"Jack und Jill" mit Adam Sandler
Tiefer Flatulenzhumor mit Adam Sandler und Al Pacino: Sandler hangelt sich in Doppelrolle als Zwillingspaar von einem Furzscherz zum nächsten.

Foto © Sony Pictures
Ist es verfrüht, bereits Ende Jänner den niveaulosesten Film des Jahres anzukündigen? Nicht, wenn man solch einen sicheren Tipp wie Adam Sandlers neuestes Machwerk "Jack und Jill" im Köcher hat.

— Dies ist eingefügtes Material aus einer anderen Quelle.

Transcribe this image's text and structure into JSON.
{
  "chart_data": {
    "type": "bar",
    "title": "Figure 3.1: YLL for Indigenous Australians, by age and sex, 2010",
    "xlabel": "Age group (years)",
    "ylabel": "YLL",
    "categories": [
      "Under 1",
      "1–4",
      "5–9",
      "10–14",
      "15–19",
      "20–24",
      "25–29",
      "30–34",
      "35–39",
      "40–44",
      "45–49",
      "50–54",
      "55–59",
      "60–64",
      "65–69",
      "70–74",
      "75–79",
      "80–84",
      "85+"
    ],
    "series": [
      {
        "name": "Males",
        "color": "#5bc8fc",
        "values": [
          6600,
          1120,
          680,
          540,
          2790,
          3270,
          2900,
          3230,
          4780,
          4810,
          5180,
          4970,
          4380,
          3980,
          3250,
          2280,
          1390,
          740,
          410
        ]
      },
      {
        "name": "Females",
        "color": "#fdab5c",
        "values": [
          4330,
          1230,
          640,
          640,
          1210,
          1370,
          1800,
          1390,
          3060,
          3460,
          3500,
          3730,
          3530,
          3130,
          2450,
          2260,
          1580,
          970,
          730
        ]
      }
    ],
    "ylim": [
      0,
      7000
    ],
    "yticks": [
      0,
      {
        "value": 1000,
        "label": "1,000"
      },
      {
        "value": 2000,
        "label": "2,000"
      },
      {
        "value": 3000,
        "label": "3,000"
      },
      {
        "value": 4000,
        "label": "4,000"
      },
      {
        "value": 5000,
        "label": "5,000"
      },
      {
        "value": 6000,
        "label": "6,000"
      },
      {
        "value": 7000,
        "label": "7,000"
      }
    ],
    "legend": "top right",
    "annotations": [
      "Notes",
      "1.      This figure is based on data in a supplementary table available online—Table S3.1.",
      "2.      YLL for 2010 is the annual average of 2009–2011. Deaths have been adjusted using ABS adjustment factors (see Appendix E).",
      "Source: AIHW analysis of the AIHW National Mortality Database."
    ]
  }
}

Diese Komödie über ein eineiiges Zwillingspaar, das in Personalunion von Sandler gespielt wird, ist ein magenwindfixiertes Gagfilmchen der untersten Schublade - für das sich dennoch Stars wie Al Pacino und Johnny Depp (sic!) verpflichten haben lassen. Wer sich vom Grauen persönlich überzeugen will, hat ab Freitag (27. Jänner) die Gelegenheit in den heimischen Kinos.
Der Werber Jack Sadelstein und seine Frau Erin (Katie Holmes) bekommen alljährlich Besuch von Jacks nerviger, eineiiger Zwillingsschwester Jill. Dieses Mal verschaut sich allerdings Al Pacino (als Al Pacino) in den ungehobelten Trampel. Und da Jack diesen als Werbefigur für einen Spot braucht, versucht er, die beiden zu verkuppeln. Dies scheitert, bewirkt aber eine schmalzige Annäherung der beiden zankenden Geschwister.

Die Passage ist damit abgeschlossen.